Een huwelijk na het huwelijk
Ondanks dat ze gescheiden waren, bleven Verdon en Fosse samenwerken – ze werkten samen aan een opvoering van Chicago in 1975. Verdon was supervisor van zijn musical Dancin uit 1978 en werkte ook met hem samen aan zijn autobiografische film All That Jazz uit 1979, waarin Reinking de hoofdrol speelde als de liefdesrelatie van zijn protagonist op het podium, ook weer op de kenmerkende Fosse-manier. “Onze eerste relatie was gebaseerd op bewondering en daarna op vriendschap,” legde Verdon uit. “Dat je nooit kapot maakt. . . . Hij is een fantastische vader voor Nicole. We wonen alleen niet samen. Dat is alles. Maar hij is nog steeds de beste vriend die ik heb.”

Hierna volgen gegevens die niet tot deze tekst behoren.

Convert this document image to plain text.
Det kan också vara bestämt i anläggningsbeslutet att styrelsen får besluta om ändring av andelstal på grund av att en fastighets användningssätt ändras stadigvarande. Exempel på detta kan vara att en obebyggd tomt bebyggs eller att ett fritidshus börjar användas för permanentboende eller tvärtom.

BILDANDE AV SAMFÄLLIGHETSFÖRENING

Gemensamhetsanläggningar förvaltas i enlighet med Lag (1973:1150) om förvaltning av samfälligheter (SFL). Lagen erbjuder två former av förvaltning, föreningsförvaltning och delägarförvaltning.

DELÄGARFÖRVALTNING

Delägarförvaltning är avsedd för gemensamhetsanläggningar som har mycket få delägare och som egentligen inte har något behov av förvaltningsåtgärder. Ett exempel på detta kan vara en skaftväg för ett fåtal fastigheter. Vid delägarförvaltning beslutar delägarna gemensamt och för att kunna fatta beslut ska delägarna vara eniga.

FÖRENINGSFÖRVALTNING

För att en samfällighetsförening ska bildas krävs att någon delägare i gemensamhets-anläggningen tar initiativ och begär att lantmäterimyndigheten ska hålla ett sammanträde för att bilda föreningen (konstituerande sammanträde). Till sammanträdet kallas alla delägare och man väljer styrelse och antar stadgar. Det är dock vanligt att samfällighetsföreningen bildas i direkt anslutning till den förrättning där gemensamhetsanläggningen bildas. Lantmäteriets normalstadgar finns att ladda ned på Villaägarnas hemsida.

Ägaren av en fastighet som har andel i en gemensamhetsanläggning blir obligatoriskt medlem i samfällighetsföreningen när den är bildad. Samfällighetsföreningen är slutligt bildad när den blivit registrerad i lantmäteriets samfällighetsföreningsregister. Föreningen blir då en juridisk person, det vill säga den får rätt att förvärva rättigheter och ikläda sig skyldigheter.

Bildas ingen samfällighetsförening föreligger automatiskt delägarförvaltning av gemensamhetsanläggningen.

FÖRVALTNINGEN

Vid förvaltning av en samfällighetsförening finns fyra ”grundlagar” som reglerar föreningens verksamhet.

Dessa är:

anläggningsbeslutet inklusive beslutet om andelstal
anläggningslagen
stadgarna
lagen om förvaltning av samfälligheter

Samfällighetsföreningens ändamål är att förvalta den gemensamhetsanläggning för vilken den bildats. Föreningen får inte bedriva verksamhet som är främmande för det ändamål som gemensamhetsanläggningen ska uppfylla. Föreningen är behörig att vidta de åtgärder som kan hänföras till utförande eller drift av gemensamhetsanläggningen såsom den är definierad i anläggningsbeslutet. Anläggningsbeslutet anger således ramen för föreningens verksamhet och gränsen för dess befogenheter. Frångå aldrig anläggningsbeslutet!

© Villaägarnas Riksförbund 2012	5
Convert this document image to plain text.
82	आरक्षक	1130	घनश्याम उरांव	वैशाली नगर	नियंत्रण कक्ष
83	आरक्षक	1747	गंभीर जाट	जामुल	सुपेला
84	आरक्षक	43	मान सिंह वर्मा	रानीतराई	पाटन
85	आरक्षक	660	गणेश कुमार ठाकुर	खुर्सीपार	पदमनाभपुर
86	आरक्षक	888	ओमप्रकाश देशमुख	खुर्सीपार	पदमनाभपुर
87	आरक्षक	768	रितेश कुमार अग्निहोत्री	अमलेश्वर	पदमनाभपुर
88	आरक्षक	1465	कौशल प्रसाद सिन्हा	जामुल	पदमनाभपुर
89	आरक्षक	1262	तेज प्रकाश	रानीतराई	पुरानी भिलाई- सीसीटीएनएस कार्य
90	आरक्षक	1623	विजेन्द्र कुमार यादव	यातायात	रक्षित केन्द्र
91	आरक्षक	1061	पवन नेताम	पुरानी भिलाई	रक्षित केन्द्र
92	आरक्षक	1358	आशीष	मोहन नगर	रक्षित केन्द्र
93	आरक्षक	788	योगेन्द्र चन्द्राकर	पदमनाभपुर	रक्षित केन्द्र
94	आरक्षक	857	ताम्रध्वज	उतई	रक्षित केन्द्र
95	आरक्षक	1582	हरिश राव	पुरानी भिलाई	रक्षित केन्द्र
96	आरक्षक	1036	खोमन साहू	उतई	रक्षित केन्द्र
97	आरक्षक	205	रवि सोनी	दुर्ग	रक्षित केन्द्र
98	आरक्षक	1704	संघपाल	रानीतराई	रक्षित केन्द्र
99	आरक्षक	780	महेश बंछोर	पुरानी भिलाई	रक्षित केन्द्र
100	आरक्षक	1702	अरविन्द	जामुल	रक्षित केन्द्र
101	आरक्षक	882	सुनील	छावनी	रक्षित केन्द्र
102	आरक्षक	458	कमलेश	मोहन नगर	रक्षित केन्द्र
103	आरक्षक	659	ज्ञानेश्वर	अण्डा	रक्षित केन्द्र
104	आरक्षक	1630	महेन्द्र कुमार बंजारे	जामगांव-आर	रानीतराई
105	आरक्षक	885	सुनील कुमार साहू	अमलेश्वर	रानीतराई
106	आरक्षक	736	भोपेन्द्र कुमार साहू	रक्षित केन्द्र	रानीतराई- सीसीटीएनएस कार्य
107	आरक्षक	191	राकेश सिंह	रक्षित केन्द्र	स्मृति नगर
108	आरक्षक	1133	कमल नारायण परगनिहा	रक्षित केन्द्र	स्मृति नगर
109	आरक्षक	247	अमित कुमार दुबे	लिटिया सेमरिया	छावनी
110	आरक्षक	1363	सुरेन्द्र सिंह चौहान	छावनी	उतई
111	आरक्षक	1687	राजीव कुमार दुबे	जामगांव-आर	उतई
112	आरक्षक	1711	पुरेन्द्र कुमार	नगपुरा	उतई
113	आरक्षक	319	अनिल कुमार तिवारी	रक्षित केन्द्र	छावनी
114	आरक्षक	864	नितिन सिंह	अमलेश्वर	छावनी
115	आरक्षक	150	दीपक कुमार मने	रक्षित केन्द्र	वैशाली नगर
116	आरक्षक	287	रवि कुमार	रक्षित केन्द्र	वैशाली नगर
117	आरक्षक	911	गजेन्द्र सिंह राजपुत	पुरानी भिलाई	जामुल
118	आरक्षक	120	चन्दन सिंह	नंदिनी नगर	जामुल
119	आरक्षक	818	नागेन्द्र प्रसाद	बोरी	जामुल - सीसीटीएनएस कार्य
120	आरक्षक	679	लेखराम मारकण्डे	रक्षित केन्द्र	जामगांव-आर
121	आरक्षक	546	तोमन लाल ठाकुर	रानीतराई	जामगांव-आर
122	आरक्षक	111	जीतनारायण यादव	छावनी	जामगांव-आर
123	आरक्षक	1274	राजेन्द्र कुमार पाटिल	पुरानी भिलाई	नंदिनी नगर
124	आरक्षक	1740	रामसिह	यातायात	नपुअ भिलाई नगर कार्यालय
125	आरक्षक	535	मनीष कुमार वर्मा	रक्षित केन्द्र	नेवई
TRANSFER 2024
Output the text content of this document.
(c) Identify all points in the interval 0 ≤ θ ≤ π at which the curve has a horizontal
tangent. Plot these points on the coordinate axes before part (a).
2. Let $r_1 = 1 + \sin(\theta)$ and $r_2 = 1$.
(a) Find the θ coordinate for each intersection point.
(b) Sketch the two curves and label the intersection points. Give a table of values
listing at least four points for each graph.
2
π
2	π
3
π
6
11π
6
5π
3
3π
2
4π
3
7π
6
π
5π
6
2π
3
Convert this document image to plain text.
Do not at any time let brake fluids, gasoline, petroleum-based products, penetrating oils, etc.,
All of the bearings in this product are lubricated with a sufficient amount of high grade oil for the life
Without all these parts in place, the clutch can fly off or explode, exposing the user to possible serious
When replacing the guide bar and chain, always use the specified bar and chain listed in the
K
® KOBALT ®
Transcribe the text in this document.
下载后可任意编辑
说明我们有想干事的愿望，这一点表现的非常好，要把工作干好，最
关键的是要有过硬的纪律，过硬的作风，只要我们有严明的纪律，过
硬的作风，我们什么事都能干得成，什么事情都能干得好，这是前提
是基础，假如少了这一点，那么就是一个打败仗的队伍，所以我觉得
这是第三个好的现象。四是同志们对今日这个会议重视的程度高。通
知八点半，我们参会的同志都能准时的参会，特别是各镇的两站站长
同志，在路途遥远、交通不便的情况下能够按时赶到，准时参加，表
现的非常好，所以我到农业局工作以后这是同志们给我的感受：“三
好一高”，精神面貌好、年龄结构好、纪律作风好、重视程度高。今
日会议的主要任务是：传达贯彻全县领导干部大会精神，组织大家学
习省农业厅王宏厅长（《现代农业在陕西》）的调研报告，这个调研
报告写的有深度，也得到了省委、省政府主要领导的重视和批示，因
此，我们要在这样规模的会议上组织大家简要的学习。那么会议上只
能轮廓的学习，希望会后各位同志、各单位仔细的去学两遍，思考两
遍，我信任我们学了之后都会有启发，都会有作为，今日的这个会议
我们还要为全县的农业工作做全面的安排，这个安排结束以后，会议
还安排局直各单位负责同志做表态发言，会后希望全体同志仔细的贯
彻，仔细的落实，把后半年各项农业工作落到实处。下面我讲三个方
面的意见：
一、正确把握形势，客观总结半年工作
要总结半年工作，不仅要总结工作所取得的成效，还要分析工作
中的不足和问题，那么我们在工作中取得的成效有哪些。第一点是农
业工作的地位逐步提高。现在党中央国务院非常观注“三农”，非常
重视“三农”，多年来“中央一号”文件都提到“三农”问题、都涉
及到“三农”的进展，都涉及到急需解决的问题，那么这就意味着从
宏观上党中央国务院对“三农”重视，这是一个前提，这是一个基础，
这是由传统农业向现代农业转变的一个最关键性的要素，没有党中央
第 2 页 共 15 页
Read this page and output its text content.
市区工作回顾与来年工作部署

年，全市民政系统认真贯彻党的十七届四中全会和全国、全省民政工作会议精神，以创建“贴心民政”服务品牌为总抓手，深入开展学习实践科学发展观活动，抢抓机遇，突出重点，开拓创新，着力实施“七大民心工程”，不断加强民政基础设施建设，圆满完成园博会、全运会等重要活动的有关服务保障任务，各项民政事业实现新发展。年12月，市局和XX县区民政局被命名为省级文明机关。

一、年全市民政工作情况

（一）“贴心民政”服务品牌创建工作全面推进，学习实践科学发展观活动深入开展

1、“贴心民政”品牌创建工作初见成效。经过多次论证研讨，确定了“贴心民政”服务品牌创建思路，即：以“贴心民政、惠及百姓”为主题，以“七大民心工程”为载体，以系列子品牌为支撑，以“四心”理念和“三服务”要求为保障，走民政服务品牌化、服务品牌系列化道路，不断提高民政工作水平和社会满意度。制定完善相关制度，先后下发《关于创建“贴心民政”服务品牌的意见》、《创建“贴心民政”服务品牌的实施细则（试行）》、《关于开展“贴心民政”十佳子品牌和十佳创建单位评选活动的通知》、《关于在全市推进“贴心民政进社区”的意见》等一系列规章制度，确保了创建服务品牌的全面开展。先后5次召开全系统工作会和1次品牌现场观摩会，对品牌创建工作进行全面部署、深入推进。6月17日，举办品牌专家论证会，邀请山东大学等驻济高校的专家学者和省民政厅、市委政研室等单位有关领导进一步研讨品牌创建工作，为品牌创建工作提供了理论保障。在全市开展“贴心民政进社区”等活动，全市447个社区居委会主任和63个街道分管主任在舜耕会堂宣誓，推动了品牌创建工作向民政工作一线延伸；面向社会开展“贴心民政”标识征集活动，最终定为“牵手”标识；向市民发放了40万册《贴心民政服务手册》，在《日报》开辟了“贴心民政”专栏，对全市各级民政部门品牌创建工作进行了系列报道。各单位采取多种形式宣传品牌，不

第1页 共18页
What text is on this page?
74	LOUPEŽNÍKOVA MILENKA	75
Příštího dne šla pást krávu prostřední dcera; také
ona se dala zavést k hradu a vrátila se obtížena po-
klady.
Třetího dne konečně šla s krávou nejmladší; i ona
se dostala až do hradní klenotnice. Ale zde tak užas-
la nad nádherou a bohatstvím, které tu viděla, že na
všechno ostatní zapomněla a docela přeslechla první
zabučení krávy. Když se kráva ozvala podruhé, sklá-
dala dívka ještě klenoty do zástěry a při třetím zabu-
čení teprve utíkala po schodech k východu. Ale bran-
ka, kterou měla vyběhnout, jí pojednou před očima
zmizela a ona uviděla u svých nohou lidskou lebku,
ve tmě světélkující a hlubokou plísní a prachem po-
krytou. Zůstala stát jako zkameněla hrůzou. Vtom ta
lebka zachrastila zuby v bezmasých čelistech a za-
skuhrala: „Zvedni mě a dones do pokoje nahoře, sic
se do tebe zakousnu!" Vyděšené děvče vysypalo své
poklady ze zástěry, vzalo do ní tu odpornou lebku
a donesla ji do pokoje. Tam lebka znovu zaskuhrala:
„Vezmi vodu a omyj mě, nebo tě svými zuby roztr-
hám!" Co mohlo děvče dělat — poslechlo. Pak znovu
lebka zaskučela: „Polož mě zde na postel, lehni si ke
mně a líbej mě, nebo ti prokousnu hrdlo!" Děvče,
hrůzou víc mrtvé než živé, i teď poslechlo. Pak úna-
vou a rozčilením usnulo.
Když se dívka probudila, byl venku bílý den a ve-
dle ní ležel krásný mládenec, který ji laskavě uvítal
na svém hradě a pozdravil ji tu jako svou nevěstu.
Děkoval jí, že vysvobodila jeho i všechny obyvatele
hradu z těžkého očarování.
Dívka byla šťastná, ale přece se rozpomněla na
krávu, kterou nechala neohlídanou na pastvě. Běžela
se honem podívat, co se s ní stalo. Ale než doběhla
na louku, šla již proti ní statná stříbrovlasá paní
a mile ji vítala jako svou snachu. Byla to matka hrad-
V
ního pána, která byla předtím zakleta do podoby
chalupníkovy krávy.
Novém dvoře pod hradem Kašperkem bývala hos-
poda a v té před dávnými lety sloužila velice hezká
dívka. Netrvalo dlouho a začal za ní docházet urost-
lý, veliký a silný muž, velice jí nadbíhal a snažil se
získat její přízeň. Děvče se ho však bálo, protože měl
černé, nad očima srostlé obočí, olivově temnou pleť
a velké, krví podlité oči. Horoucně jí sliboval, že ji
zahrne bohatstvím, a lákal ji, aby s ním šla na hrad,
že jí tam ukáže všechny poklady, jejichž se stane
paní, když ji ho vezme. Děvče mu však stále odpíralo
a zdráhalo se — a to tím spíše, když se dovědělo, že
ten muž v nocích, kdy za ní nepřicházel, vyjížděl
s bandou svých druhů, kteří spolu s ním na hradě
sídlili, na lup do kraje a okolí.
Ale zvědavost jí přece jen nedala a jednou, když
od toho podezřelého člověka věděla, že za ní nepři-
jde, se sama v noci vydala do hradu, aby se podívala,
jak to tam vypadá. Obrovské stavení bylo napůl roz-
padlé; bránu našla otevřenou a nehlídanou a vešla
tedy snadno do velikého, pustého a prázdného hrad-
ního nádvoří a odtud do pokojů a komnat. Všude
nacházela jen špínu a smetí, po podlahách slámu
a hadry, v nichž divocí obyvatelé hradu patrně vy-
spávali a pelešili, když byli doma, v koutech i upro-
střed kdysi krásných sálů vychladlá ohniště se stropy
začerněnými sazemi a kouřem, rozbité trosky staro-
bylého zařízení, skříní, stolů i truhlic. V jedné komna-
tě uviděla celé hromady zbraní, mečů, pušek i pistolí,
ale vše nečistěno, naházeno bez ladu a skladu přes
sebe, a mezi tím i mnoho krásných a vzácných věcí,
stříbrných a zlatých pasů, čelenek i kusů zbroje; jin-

Toen Fosse in 1987 overleed aan een hartaanval, was Verdon aan zijn zijde. En lang na zijn dood werkte Verdon aan het behoud van zijn nalatenschap – als adviseur voor de Tony-winnende musical Fosse, en om nieuwe generaties dansers de iconische stijl van haar man te leren. “Ik denk dat er een tijd was dat ik de beste was,” zei Verdon in een van haar laatste interviews, voor haar dood in 2000. “
Sprekend over het onconventionele huwelijk van haar ouders, zei Nicole: “Ze wisten dat ze elkaar konden vertrouwen, zelfs toen hun huwelijk niet echt meer een huwelijk was. . . . . Ze hadden veel vertrouwen in elkaar en veel loyaliteit.” Ze voegde eraan toe: “Als je het slaapkamergedeelte buiten beschouwing laat, waren ze hun hele leven trouw aan elkaar.”